Susan, you have to write the book you want to write, not the book you think will sell. It sounds like you've put real love into your current book and to stop writing it because another book might be kind of like it is insane troll logic. I like alternate history. I'd have to be convinced to read alternate history with dragons. I read at least two mystery series in which the main character is a PI who sticks with a case no matter what. Aside from the same scenery, they're entirely different.
'The Girl in Question'
The Great Write Way, Act Three: Where's the gun?
A place for Buffistas to discuss, beta and otherwise deal and dish on their non-fan fiction projects.
If you are that worried, push Charlotte more. That is your big original bit of alternative history, because I haven't really seen or read anything that focused on Charlotte. So if you are worried about the originality aspect, figure out how to use Charlotte more aggressively and prominently.
Well, I think she would become more prominent as the series goes on, particularly if it were to become successful enough that I could write beyond the four books or so I have planned and take her into her late teens and early 20's. I mean, there's only so much I can do with a little kid in what's primarily an adult military action-adventure story. I do like the idea of exploring what England might've looked like if Charlotte never died in childbirth and there was therefore never a Victoria. But this is Wellesley's story, really--it's the idea of having to give up his character that would most break my heart if I had to stop writing it. And I can only see myself writing him as a protagonist in an alternative history. If I were writing real world, he'd at most get a cameo. I have zero interest in writing biographical fiction (and I barely even read it), because I already know how it ends and I can't mess with his head by throwing him into situations he never had to face IRL.
That's the core of it. I don't want have to to stop throwing Arthur Wellesley into strange situations and using them to challenge his spicy brains and unravel his certainties. It's just too damn fun to mess with his head...
Susan. Really Really don't change your story because of what some other author does. Just don't. Heinlein used to say that there are really only three plots: boy meets girl and variants, the brave little tailor, and the man who learned better. There is of course an obvious feminist critique of the phrasing, but fundamentally he was right. There are NO original plots. It all lies in the execution. Is your writing style exactly the same as nemesis, the Dread Pirate Novik? Is your world building, your sense of what the times is like the same? Don't worry about superficial similarities.
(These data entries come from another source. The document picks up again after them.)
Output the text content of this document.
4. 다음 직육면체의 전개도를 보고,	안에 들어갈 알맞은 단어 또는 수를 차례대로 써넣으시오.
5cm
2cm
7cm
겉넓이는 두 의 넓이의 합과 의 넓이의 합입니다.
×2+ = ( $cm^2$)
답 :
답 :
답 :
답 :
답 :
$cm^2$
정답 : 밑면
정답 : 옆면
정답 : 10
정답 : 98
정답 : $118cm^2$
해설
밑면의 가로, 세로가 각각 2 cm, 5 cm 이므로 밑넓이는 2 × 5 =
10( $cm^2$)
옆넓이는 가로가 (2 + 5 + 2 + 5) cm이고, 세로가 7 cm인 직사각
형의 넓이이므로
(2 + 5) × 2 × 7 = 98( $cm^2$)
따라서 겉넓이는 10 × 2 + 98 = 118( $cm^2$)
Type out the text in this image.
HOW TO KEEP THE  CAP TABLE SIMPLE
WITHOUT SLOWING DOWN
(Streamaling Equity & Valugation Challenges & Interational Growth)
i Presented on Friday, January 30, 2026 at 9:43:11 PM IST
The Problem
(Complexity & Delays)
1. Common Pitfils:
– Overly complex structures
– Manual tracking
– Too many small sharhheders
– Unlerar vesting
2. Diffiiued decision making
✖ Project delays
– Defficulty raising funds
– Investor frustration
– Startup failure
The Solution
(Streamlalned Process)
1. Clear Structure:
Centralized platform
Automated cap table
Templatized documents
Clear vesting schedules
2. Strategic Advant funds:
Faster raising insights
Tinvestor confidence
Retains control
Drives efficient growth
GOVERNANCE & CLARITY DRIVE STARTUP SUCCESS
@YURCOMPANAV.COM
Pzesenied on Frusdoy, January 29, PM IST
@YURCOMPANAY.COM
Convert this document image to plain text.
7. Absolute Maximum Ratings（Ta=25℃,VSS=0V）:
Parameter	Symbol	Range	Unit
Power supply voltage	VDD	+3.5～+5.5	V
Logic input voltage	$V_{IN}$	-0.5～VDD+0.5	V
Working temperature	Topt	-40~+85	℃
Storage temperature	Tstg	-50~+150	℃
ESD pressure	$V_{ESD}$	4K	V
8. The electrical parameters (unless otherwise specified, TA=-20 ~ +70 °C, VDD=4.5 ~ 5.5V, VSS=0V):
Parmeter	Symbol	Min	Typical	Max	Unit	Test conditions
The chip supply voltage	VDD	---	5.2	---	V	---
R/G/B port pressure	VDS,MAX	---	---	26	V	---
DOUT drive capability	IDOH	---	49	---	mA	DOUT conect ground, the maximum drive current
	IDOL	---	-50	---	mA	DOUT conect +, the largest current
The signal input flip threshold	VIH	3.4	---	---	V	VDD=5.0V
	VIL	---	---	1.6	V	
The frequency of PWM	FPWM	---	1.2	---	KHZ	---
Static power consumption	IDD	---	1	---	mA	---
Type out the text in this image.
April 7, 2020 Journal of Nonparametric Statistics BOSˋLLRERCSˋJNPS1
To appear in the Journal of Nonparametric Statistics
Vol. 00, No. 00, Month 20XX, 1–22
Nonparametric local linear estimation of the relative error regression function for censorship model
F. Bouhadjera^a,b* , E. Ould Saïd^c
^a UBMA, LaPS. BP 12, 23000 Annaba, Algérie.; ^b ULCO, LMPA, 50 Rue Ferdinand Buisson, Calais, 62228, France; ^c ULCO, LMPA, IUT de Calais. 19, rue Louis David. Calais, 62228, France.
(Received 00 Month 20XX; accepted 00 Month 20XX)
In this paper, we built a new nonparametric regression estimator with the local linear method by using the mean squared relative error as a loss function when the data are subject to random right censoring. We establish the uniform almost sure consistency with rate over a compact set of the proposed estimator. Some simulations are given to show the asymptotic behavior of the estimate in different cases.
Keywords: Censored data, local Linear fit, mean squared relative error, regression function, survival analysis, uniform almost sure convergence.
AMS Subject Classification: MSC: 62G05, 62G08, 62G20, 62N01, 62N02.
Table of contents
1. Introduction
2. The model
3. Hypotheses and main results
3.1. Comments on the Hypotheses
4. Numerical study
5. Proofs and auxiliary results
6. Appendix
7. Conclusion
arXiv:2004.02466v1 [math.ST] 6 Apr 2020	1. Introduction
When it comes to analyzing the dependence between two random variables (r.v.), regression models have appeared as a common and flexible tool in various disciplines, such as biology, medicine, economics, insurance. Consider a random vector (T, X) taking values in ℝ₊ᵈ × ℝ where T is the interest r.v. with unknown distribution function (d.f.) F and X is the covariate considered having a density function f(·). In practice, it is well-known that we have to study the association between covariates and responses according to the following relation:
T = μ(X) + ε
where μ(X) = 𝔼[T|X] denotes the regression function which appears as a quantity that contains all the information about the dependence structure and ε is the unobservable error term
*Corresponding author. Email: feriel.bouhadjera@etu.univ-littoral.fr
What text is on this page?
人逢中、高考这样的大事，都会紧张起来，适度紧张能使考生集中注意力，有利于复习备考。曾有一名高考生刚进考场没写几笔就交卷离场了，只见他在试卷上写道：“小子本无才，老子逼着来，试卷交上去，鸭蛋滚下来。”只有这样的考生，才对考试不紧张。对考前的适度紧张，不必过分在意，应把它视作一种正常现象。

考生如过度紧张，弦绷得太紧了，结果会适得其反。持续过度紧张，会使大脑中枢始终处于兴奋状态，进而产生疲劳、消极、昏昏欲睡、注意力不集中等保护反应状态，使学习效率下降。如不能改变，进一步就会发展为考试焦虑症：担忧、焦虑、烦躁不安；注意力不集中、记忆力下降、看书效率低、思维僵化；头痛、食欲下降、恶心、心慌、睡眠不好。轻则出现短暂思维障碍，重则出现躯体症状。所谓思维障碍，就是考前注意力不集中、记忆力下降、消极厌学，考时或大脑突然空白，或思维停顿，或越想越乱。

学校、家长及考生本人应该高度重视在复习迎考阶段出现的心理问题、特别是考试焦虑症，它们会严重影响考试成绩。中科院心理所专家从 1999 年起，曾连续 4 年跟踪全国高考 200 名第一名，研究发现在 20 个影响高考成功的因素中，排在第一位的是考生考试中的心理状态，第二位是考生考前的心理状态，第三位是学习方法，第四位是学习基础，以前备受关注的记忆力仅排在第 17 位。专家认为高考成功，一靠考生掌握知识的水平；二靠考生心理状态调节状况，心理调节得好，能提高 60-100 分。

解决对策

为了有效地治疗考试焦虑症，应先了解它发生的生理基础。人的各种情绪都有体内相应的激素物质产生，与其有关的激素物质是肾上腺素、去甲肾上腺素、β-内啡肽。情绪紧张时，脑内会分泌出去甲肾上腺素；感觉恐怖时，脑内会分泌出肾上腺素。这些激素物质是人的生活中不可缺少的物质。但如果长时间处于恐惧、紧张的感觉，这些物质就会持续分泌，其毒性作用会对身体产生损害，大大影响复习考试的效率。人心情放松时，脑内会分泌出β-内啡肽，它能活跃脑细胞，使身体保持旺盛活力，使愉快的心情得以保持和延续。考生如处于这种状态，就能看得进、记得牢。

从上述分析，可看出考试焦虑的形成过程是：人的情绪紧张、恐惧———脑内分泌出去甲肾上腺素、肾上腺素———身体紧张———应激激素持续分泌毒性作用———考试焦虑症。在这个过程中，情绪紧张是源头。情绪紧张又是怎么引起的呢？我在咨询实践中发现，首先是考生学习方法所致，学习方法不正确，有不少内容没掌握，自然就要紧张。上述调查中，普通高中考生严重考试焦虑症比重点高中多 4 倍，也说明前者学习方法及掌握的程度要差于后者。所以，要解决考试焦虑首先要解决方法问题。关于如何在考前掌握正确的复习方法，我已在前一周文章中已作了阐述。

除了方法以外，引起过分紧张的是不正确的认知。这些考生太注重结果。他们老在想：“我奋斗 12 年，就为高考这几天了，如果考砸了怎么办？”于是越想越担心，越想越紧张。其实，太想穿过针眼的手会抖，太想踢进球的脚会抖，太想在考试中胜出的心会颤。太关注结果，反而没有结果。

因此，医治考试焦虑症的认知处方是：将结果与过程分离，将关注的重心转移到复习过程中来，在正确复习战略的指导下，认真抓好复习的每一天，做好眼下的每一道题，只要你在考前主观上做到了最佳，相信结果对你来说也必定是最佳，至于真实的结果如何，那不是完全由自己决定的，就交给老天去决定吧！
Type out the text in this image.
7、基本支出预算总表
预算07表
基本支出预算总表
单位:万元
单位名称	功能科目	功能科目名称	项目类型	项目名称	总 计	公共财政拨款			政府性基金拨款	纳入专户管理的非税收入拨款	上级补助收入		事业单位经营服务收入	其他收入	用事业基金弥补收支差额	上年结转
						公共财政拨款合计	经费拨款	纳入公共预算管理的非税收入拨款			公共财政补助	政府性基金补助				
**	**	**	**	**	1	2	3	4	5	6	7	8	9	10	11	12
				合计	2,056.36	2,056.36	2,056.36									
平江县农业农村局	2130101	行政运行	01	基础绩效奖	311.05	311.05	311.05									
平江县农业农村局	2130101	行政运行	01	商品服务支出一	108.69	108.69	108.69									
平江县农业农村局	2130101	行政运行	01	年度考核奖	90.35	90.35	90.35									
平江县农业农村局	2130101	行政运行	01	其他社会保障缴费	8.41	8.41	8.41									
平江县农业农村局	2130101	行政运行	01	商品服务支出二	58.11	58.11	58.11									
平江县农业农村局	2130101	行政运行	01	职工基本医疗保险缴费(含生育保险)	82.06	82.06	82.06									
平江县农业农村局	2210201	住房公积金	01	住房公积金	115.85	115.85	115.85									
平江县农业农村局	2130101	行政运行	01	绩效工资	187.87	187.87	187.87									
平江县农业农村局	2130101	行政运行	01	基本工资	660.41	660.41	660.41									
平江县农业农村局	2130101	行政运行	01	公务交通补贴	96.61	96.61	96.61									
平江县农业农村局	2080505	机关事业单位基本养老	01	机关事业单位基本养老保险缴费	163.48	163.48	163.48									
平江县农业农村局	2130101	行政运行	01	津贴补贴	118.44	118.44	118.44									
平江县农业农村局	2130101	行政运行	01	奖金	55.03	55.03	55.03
Listen to the wisdom of Sondheim:
Every moment makes a contribution,
Every little detail plays a part.
Having just a vision's no solution,.
Everything depends on execution
Putting it together, that's what counts!
And you are doing just that! Don't worry about similarities between one sentence descriptions. Someone creative in marketing can come up with a new one sentence description.
I feel pretty safe in saying, not that you were worried about this, but Naomi is not at all the type of person who would run around pointing fingers and accusing people of copying.
It all lies in the execution. Is your writing style exactly the same as nemesis, the Dread Pirate Novik? Is your world building, your sense of what the times is like the same?
Well, no, not at all. I'd even go so far as to say they're extremely different.
I feel pretty safe in saying, not that you were worried about this, but Naomi is not at all the type of person who would run around pointing fingers and accusing people of copying.
Yeah, I know. I'm more afraid everybody else will!
Heinlein used to say that there are really only three plots: boy meets girl and variants, the brave little tailor, and the man who learned better.
Wait. I thought the only three original stories were: Boy Meets Girl and variants, A Stranger Comes to Town, and The Quest.
Someone who has won awards retelling familiar tales, with a twist, of a writer a couple of generations older, and whose forte is retold fairytales often told me, "There are no original stories. None. Tell what you want, just make sure you tell it well."
(If I wanted to work at it I could get another told or tell in that sentence somewhere)
I had to have the "no original plots" talk with a friend several years ago. I told her, "The only ones who came up with original stories were the cavemen who told them first." That cheered her up.
The Brave Little Tailor could share elements with The Quest, but I think A Stranger Comes is more pervasive than The Man Who Learned Better, though the latter covers most of Aesop's Fables.
Does V of E have the same Napoleon succeeded in invading England thing that you do, Susan? I'm not familiar at all.
Yeah, it does, though it sounds like she might resolve that in one book instead of spinning it out over a series like I'm planning to.